Заканчивая эту поэтическую тираду, тривиальный конец которой немного портит начало, я в полном изнеможении рухнул в кресло, которое, к счастью, было мягким, покойным и на пружинах. Дина поставила на письменный стол три зажженных свечи, роскошь, к которой я не привык в своих ночных бдениях, и это еще раз явилось доказательством того, что мои родители были мною довольны. А затем она оставила меня в моем прилежном одиночестве.
Я вышел ненадолго на балкон и облокотился на перила. Небо было прозрачно, как озеро, усыпано звездами, как луг цветами. В ветвях молодых деревьев моего сада чуть слышно было дуновение ветерка, и, казалось, он пробегал по ним, играя, лишь для того, чтобы принести оттуда сладостный аромат. Вдали щелкал соловей, ночные бабочки с легким шорохом порхали под листьями. Была чудесная ночь, созданная для любви, иной, чем та, которую я до сих пор знал, ночь, подобная дивному эмпирею, по бесчисленным сферам которого мне хотелось тогда промчаться с быстротой огней, пересекающих его во всех направлениях, но глубины его были недоступны как моей душе, так и моим глазам. Я затворил все окна, чтобы не отвлекаться этими необъятными красотами, и уселся с твердым намерением приняться за работу, окинув последний раз удовлетворенным взором мой кабинет, где царил столь безупречный порядок. Описание его в такой же степени здесь необходимо, как и карта Лациума для «Энеиды» Вергилия.
Павильон, где находилась библиотека, был выстроен моим отцом в более счастливые времена.

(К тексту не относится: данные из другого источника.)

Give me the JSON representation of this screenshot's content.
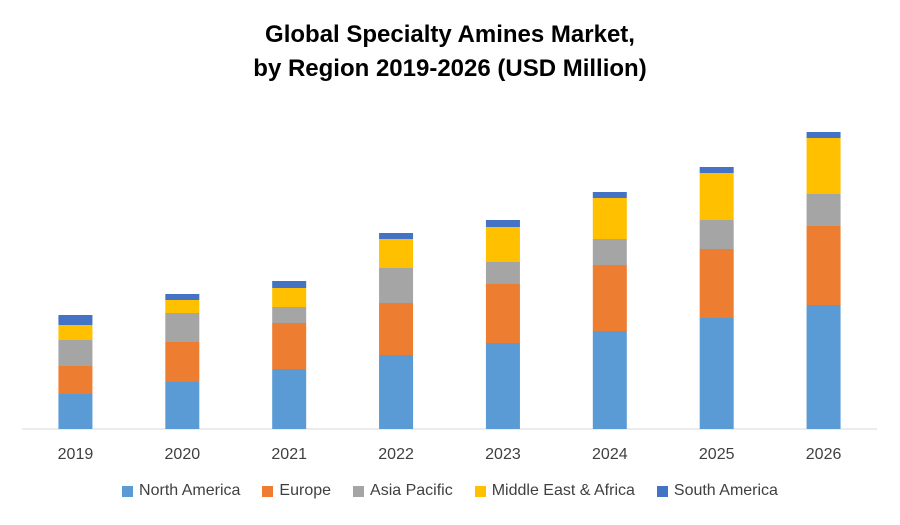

Расположен он был отступя от линии домов и возвышался над широкой аркой ворот, чьи недра свободно могли бы вместить кабриолет, которого у меня так никогда и не было. Само здание состояло из длинной прямоугольной комнаты, освещавшейся с востока и запада стрельчатыми окнами и имевшей с южной стороны дверь, которая выходила в небольшой, но правильно разбитый сад, отделявший его от улицы. Это был единственный вход, через который можно было проникнуть в мою комнату, независимо от того, шли вы через двор или со стороны сада; последнее было совсем нетрудно, так как в тесной садовой ограде со всех сторон были калитки, всегда открытые настежь в соседние садики. Для милейших старичков, с детства привыкших видеться, это было место философических встреч – вроде встреч Академуса и его друзей. Двойная витая лестница, ведущая на балкон, насчитывала не более шести ступеней, так как она шла не непосредственно от пола, а от террасы. У противоположной входу короткой стены стояла моя кровать, скромное ложе студента, а вокруг кровати ниспадал тяжелыми складками белый полог в форме колокола, переброшенный под потолком через золоченую стрелу. Скользя вдоль стен павильона, взор мог встретить лишь корешки старых книг. Мой черный письменный стол, повторявший в миниатюре пропорции этого маленького здания-комнаты, о котором я с нежностью вспоминаю и по сей день, стоял как раз посредине; впрочем, там оставалось достаточно места, чтобы свободно ходить вокруг стола, делая полный оборот в двадцать четыре или двадцать пять шагов, отрезок времени то укороченный, то удлиненный, в зависимости от переживаний того, кто шагает. В тот день я там изрядно нагулялся.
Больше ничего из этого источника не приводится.